A new fuel-cell design brings top honors to student engineers.
Some 1.6 billion people around the world lack access to electricity. So a team of SCU student engineers has come up with a robust, off-the-grid solution that could make a difference, combining solar-and fuel-cell technology. What they came up with—the proton exchange membrane fuel cell (PEMeFC)—is a design innovative enough to bring top honors from the Environmental Protection Agency’s P3 competition in Washington, D.C., this past April.
SCU students led by senior Michael Sizemore '12 developed “a brand-new clean-energy system designed solely by us,” he says. They competed against 40-odd colleges and universities, earning bragging rights and a $90,000 award from the EPA to help advance their design and move it into the marketplace. The team began its work under the guidance of engineering faculty member Dan Strickland, who was tragically killed in a car accident last fall. Shoba Krishnan, associate professor of electrical engineering, then stepped in to serve as faculty advisor.

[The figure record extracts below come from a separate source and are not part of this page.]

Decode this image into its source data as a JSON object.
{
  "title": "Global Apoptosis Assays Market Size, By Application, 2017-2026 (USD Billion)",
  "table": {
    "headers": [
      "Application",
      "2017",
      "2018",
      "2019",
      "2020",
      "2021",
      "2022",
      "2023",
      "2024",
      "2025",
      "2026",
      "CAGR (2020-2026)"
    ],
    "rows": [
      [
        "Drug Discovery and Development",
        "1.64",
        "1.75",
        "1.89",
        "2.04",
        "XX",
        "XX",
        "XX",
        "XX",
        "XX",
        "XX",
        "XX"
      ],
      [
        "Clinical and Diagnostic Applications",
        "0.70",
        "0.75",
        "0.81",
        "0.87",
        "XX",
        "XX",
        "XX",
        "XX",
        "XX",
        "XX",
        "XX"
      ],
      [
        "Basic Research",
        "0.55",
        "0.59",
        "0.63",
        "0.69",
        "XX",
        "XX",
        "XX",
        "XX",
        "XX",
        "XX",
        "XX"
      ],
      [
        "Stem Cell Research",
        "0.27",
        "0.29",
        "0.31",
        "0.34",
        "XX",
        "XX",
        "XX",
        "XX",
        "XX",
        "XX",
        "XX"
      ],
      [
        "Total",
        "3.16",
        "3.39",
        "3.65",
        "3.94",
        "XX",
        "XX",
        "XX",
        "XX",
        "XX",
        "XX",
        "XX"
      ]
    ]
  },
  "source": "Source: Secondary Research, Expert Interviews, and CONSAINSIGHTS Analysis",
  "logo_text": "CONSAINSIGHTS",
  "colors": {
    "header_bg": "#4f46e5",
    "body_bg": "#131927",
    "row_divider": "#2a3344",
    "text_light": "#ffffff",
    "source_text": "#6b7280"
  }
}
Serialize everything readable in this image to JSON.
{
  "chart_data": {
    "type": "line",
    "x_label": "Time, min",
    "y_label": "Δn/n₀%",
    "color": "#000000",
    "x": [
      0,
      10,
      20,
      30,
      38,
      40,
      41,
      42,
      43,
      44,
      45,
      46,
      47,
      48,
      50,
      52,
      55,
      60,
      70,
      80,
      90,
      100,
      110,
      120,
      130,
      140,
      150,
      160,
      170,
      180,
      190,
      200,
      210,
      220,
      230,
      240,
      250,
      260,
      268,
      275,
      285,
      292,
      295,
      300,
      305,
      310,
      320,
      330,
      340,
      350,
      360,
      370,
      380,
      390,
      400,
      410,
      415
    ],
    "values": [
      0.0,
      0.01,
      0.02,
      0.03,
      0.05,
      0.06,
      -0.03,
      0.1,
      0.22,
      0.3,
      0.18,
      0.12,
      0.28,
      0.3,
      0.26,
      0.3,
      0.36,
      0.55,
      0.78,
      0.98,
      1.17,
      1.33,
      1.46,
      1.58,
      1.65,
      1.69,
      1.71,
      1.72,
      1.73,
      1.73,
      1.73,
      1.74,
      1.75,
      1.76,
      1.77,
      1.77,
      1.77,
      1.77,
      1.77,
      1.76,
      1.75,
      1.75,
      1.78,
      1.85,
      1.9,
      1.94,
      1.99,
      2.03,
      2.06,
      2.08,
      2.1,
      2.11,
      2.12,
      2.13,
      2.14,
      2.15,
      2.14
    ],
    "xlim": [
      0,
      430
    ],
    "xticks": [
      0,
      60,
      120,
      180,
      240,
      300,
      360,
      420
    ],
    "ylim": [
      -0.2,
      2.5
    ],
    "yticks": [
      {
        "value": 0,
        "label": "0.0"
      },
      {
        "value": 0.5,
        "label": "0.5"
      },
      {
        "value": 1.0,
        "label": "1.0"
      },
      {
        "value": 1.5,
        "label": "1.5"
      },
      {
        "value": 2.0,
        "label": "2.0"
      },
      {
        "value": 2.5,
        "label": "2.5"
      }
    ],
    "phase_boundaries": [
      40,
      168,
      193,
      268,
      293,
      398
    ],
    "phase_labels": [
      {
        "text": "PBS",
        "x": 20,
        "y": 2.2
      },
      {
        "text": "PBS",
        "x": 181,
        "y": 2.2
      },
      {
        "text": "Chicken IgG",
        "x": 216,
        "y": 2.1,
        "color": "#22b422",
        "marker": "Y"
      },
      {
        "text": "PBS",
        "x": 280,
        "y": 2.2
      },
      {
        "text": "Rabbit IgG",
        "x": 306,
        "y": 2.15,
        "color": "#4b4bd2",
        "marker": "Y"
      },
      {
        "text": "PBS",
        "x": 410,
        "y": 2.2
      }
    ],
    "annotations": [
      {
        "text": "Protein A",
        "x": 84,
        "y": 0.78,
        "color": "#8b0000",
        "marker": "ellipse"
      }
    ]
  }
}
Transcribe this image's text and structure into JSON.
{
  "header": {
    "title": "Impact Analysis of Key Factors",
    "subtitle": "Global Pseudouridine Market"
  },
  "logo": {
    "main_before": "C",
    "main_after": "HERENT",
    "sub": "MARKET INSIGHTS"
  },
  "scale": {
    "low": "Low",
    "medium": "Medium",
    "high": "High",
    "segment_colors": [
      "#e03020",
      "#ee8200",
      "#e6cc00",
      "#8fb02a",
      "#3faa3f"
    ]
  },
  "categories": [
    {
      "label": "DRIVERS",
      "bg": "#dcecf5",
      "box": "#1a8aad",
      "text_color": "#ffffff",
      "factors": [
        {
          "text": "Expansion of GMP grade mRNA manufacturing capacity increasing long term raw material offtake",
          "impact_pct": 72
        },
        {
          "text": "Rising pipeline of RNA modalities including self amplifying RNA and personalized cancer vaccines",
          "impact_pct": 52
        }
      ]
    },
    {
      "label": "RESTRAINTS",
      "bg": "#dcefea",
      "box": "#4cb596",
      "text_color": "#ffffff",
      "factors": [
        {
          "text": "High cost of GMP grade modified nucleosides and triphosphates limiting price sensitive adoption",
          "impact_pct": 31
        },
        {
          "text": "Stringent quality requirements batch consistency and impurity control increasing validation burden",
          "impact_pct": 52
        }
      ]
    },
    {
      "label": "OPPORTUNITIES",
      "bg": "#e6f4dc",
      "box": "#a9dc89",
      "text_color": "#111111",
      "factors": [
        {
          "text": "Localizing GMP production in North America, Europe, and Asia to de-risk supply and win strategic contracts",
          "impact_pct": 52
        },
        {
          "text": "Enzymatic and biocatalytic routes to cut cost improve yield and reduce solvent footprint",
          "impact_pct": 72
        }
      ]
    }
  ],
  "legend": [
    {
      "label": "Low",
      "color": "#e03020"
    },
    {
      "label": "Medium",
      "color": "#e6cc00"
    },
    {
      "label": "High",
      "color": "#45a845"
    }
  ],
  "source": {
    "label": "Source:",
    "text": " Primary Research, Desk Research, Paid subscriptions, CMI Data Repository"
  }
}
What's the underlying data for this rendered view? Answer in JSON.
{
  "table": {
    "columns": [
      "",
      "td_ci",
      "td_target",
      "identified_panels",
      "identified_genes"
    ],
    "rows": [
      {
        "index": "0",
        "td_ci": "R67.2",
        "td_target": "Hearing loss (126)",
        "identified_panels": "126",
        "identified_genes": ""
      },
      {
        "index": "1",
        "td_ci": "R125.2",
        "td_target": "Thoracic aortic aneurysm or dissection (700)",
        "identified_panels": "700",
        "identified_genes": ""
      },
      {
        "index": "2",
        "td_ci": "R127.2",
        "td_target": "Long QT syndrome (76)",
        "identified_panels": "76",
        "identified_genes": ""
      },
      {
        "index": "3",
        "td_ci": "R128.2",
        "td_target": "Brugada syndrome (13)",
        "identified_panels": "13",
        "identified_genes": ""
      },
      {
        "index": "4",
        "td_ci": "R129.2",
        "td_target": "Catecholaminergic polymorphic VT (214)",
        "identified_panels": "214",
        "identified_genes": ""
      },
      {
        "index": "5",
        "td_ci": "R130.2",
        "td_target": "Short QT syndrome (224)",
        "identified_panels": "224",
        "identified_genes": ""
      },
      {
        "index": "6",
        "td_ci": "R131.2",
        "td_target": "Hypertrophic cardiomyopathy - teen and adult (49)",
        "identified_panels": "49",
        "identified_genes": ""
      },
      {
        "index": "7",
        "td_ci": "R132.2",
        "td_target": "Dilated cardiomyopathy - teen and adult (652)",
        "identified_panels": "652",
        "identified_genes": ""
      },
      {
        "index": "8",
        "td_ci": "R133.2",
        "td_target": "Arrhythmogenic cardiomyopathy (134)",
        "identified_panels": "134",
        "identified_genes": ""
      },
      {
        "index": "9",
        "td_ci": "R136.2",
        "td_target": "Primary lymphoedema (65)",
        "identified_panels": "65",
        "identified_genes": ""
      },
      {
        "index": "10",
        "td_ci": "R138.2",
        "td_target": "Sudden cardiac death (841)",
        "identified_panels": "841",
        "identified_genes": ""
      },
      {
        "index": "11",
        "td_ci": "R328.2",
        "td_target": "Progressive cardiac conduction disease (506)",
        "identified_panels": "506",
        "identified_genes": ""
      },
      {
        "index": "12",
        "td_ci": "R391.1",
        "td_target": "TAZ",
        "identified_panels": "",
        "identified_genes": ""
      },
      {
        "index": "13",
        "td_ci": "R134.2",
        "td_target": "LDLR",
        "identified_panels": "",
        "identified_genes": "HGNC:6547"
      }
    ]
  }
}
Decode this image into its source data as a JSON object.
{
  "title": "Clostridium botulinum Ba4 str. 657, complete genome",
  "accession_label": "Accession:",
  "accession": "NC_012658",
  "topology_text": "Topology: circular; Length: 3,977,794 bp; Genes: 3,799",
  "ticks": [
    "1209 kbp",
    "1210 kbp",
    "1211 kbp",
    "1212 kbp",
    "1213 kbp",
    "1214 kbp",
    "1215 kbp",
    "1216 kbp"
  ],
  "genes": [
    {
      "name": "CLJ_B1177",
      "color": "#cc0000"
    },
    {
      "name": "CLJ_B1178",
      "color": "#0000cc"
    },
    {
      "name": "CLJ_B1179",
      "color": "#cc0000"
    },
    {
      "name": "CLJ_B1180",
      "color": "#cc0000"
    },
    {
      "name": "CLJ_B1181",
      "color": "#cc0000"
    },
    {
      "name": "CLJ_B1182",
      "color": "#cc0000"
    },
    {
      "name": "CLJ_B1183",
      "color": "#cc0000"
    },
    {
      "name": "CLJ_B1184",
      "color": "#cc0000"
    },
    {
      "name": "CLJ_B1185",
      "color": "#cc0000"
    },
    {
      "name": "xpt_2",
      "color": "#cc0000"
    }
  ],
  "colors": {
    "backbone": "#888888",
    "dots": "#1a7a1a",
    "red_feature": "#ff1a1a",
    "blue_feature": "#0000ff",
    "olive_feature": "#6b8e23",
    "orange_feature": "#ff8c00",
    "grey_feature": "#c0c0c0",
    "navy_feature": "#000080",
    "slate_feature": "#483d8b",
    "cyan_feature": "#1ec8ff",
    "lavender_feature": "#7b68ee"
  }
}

Read more about the team in the San Francisco Chronicle.
The team devised a fuel-cell system that generates electricity from hydrogen and oxygen source tanks. Photovoltaic panels provide power for electrolysis, running the fuel cell in reverse to resupply the fuel tanks—and simultaneously to provide power. The plan is to implement the system in SCU’s Solar Decathlon houses and to work with BlueEnergy in Nicaragua to provide rural, off-grid power.